Although the methodology used in this study has been previously validated and provides this study with intrinsic validity, a number of limitations must be noted. Spinal cord cancer cases diagnosed before 1966 or outside Utah were not identified. Similarly, individuals who are not included in the UPDB genealogy data or whose data failed to link to a UCR record would be censored. This censoring should not affect the overall results since it should occur across the data uniformly to both cases and controls. It may, however, limit our ability to identify genetic factor affecting our results by lowering the power of the study. The Utah population has been previously studied for its genetic diversity and it is similar genetically to Northern European and US populations. ¹⁴ The results we observed in this population should apply to patients throughout North America and Northern Europe but confirmatory studies should certainly be attempted.

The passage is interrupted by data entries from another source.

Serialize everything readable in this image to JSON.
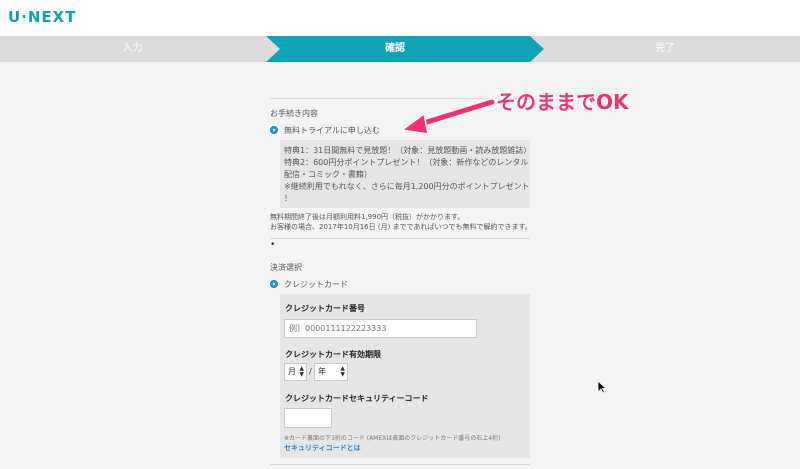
{
  "brand": {
    "logo": "U·NEXT",
    "accent": "#0aa3b5"
  },
  "steps": [
    {
      "label": "入力",
      "state": "done"
    },
    {
      "label": "確認",
      "state": "active"
    },
    {
      "label": "完了",
      "state": "pending"
    }
  ],
  "procedure": {
    "heading": "お手続き内容",
    "option_label": "無料トライアルに申し込む",
    "perks": [
      "特典1：31日間無料で見放題！（対象：見放題動画・読み放題雑誌）",
      "特典2：600円分ポイントプレゼント！（対象：新作などのレンタル",
      "配信・コミック・書籍）",
      "※継続利用でもれなく、さらに毎月1,200円分のポイントプレゼント",
      "！"
    ],
    "notes": [
      "無料期間終了後は月額利用料1,990円（税抜）がかかります。",
      "お客様の場合、2017年10月16日 (月) までであればいつでも無料で解約できます。"
    ],
    "bullet": "•"
  },
  "payment": {
    "heading": "決済選択",
    "option_label": "クレジットカード",
    "card_number_label": "クレジットカード番号",
    "card_number_placeholder": "例）0000111122223333",
    "expiry_label": "クレジットカード有効期限",
    "expiry_month": "月",
    "expiry_separator": "/",
    "expiry_year": "年",
    "cvc_label": "クレジットカードセキュリティーコード",
    "cvc_value": "",
    "cvc_help": "※カード裏面の下3桁のコード (AMEXは表面のクレジットカード番号の右上4桁)",
    "cvc_link": "セキュリティコードとは"
  },
  "annotation": {
    "text": "そのままでOK",
    "color": "#f2316e"
  }
}
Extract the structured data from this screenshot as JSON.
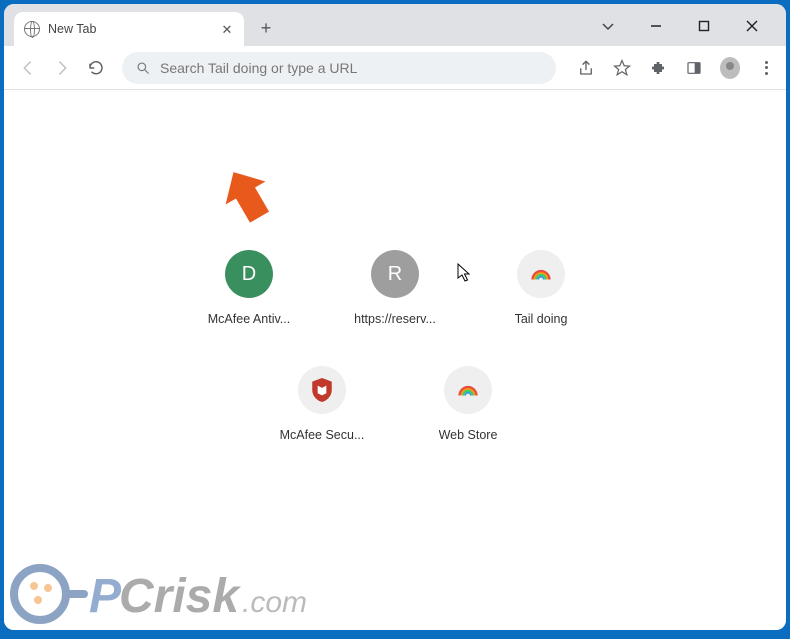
{
  "tab": {
    "title": "New Tab"
  },
  "omnibox": {
    "placeholder": "Search Tail doing or type a URL"
  },
  "shortcuts": {
    "row1": [
      {
        "label": "McAfee Antiv...",
        "badge": "D",
        "style": "badge-d"
      },
      {
        "label": "https://reserv...",
        "badge": "R",
        "style": "badge-r"
      },
      {
        "label": "Tail doing",
        "badge": "",
        "style": "rainbow"
      }
    ],
    "row2": [
      {
        "label": "McAfee Secu...",
        "badge": "",
        "style": "mcafee"
      },
      {
        "label": "Web Store",
        "badge": "",
        "style": "rainbow"
      }
    ]
  },
  "watermark": {
    "text": "PCrisk.com"
  }
}
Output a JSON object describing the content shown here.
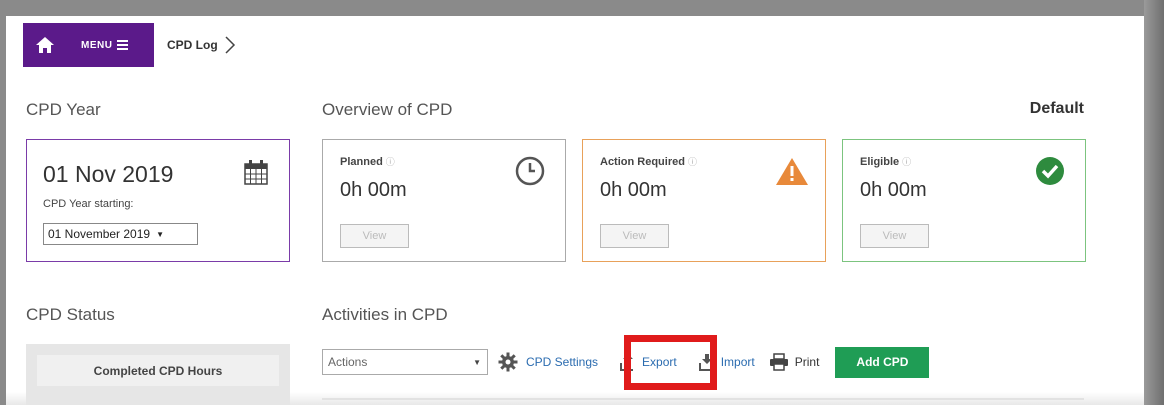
{
  "header": {
    "menu_label": "MENU",
    "breadcrumb": "CPD Log"
  },
  "cpd_year": {
    "title": "CPD Year",
    "date": "01 Nov 2019",
    "starting_label": "CPD Year starting:",
    "selected_option": "01 November 2019"
  },
  "overview": {
    "title": "Overview of CPD",
    "default_label": "Default",
    "cards": [
      {
        "label": "Planned",
        "value": "0h 00m",
        "view": "View",
        "color": "#aaaaaa",
        "icon": "clock-icon"
      },
      {
        "label": "Action Required",
        "value": "0h 00m",
        "view": "View",
        "color": "#e8a15a",
        "icon": "warning-icon"
      },
      {
        "label": "Eligible",
        "value": "0h 00m",
        "view": "View",
        "color": "#7cc47f",
        "icon": "check-circle-icon"
      }
    ]
  },
  "cpd_status": {
    "title": "CPD Status",
    "completed_label": "Completed CPD Hours"
  },
  "activities": {
    "title": "Activities in CPD",
    "actions_placeholder": "Actions",
    "settings": "CPD Settings",
    "export": "Export",
    "import": "Import",
    "print": "Print",
    "add": "Add CPD"
  },
  "colors": {
    "brand_purple": "#5b1a8a",
    "link_blue": "#2b6cb0",
    "add_green": "#1f9d55",
    "highlight_red": "#e01b1b"
  }
}
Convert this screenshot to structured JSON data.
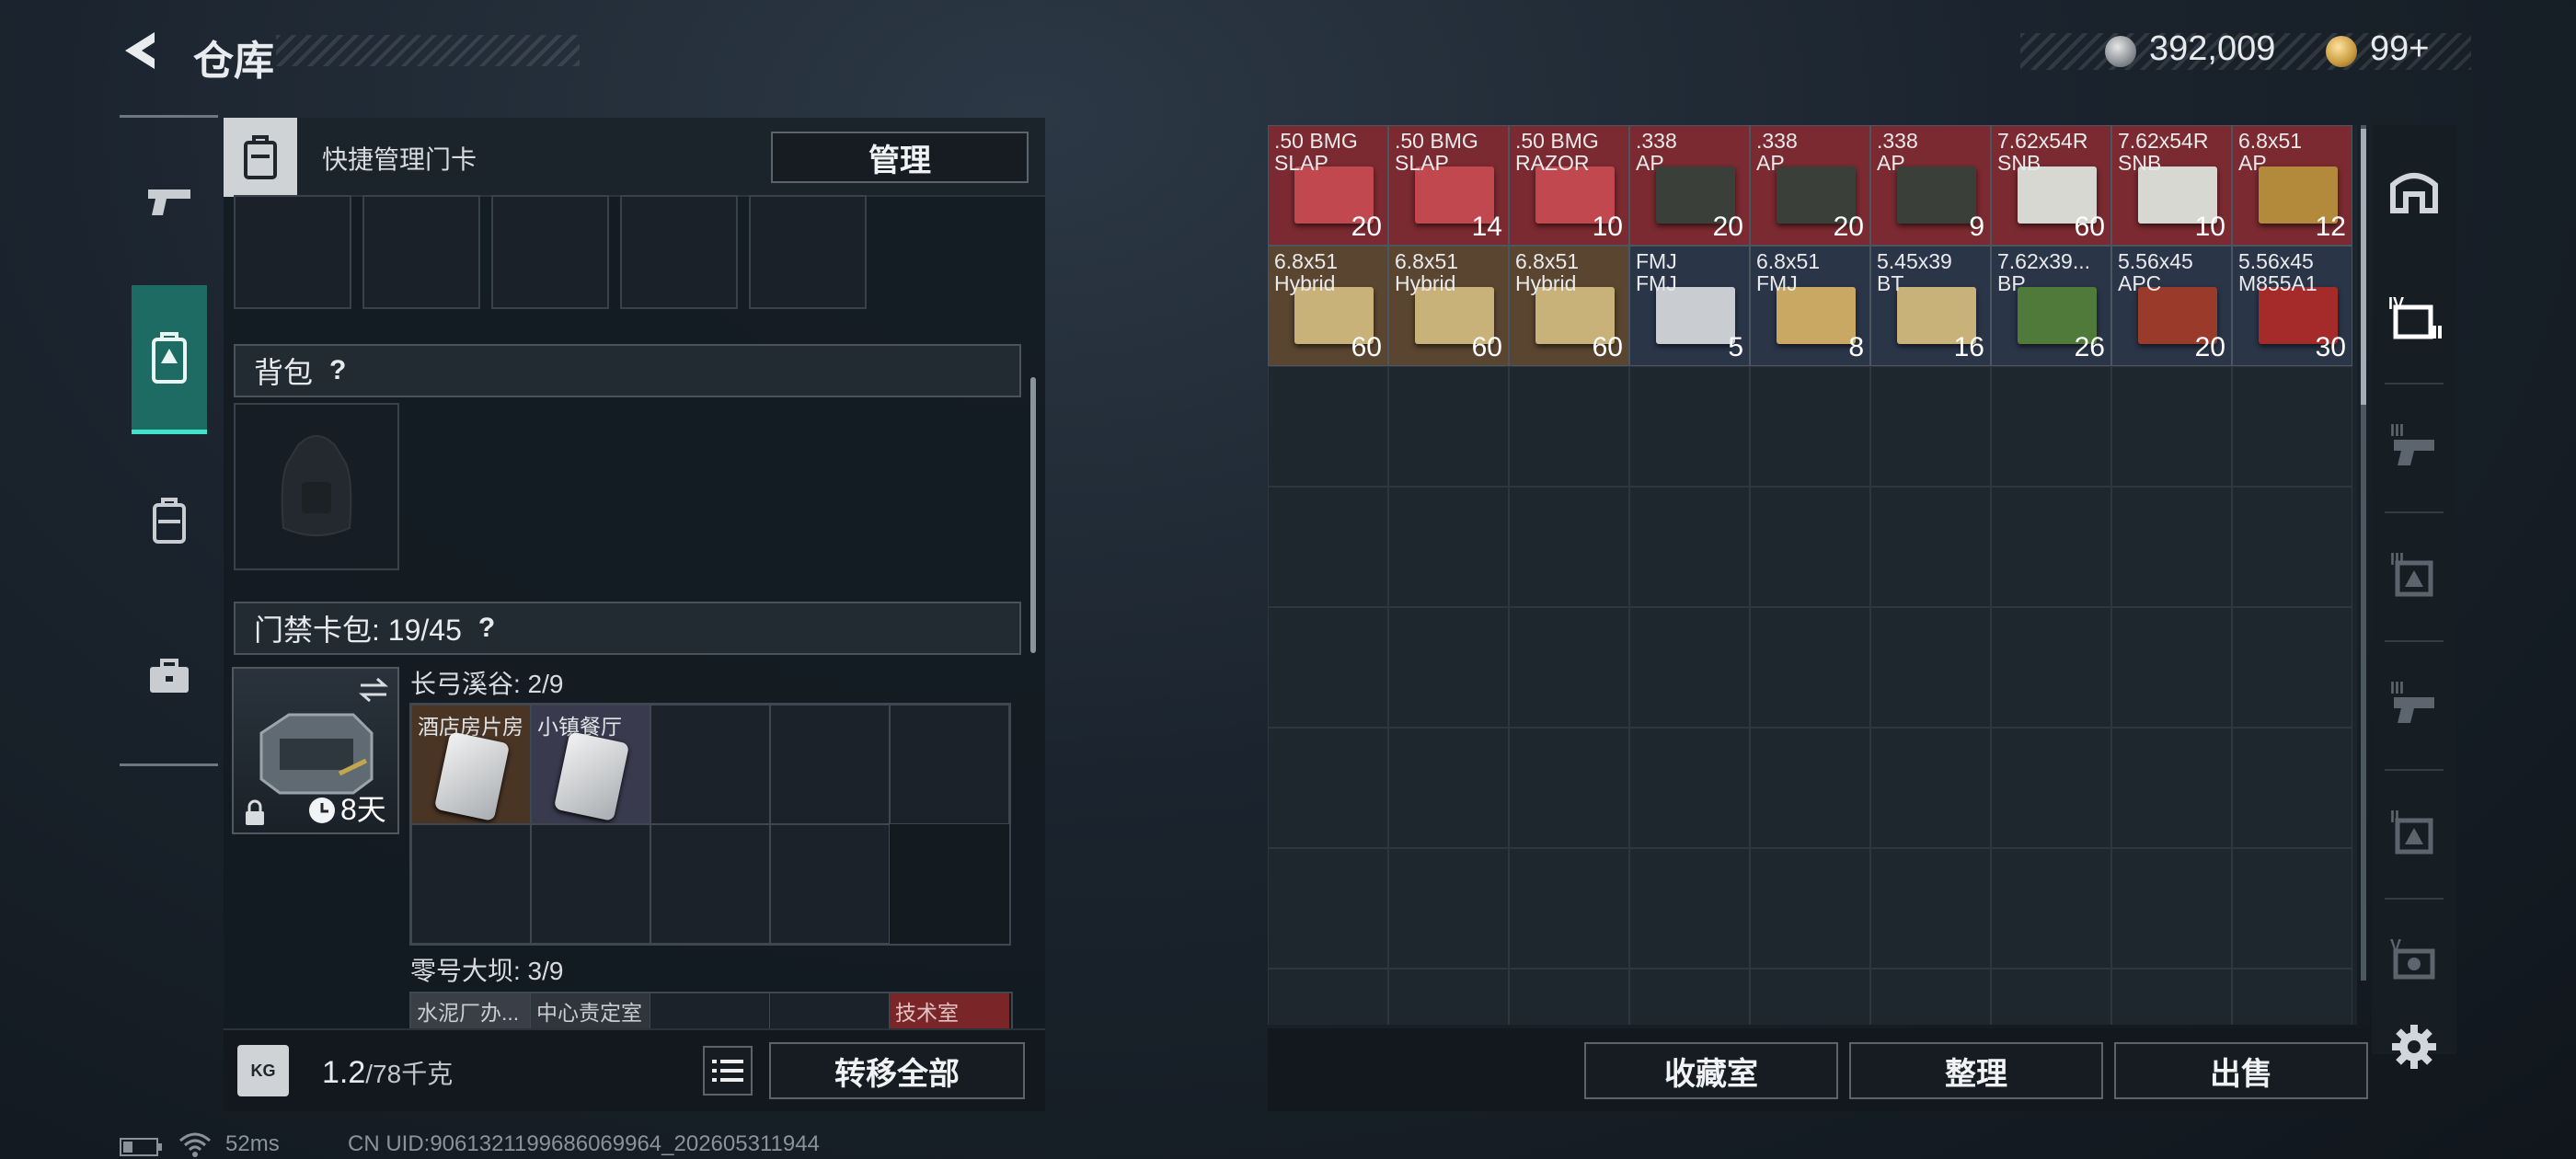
{
  "header": {
    "title": "仓库",
    "currency": [
      {
        "name": "silver-coin",
        "value": "392,009"
      },
      {
        "name": "gold-coin",
        "value": "99+"
      }
    ]
  },
  "quick_manage": {
    "label": "快捷管理门卡",
    "button": "管理"
  },
  "backpack": {
    "label": "背包",
    "help": "?"
  },
  "keycard_pack": {
    "label": "门禁卡包: 19/45",
    "help": "?",
    "duration": "8天"
  },
  "key_groups": [
    {
      "title": "长弓溪谷: 2/9",
      "cards": [
        "酒店房片房",
        "小镇餐厅"
      ]
    },
    {
      "title": "零号大坝: 3/9",
      "cards": [
        "水泥厂办...",
        "中心责定室",
        "技术室"
      ]
    }
  ],
  "bottom_left": {
    "weight": "1.2",
    "weight_max": "/78千克",
    "transfer": "转移全部"
  },
  "stash_items": [
    {
      "name": ".50 BMG\nSLAP",
      "count": "20",
      "bg": "#7a2a30",
      "box": "#c2484f"
    },
    {
      "name": ".50 BMG\nSLAP",
      "count": "14",
      "bg": "#7a2a30",
      "box": "#c2484f"
    },
    {
      "name": ".50 BMG\nRAZOR",
      "count": "10",
      "bg": "#7a2a30",
      "box": "#c2484f"
    },
    {
      "name": ".338\nAP",
      "count": "20",
      "bg": "#7a2a30",
      "box": "#3a3f3a"
    },
    {
      "name": ".338\nAP",
      "count": "20",
      "bg": "#7a2a30",
      "box": "#3a3f3a"
    },
    {
      "name": ".338\nAP",
      "count": "9",
      "bg": "#7a2a30",
      "box": "#3a3f3a"
    },
    {
      "name": "7.62x54R\nSNB",
      "count": "60",
      "bg": "#7a2a30",
      "box": "#d8d8d2"
    },
    {
      "name": "7.62x54R\nSNB",
      "count": "10",
      "bg": "#7a2a30",
      "box": "#d8d8d2"
    },
    {
      "name": "6.8x51\nAP",
      "count": "12",
      "bg": "#7a2a30",
      "box": "#b38a3c"
    },
    {
      "name": "6.8x51\nHybrid",
      "count": "60",
      "bg": "#5a4530",
      "box": "#c9b27a"
    },
    {
      "name": "6.8x51\nHybrid",
      "count": "60",
      "bg": "#5a4530",
      "box": "#c9b27a"
    },
    {
      "name": "6.8x51\nHybrid",
      "count": "60",
      "bg": "#5a4530",
      "box": "#c9b27a"
    },
    {
      "name": "FMJ\nFMJ",
      "count": "5",
      "bg": "#2a3548",
      "box": "#c9ccd0"
    },
    {
      "name": "6.8x51\nFMJ",
      "count": "8",
      "bg": "#2a3548",
      "box": "#c9a864"
    },
    {
      "name": "5.45x39\nBT",
      "count": "16",
      "bg": "#2a3548",
      "box": "#c9b27a"
    },
    {
      "name": "7.62x39...\nBP",
      "count": "26",
      "bg": "#2a3548",
      "box": "#4f7a3a"
    },
    {
      "name": "5.56x45\nAPC",
      "count": "20",
      "bg": "#2a3548",
      "box": "#9a3a2a"
    },
    {
      "name": "5.56x45\nM855A1",
      "count": "30",
      "bg": "#2a3548",
      "box": "#a52a2a"
    }
  ],
  "stash_buttons": [
    "收藏室",
    "整理",
    "出售"
  ],
  "status": {
    "ping": "52ms",
    "uid": "CN UID:9061321199686069964_202605311944"
  }
}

In conclusion, the development of spinal cord tumors likely has a multifactorial etiology that includes contributions from environmental exposures and genetics. Our research supports a genetic basis to spinal cord tumor development and has identified high-risk pedigrees that can be further evaluated to help identify the responsible genes. By identifying the specific genetic products responsible for tumor development, we hope to gain insight into potential biologic agents to treat or prevent these cancers.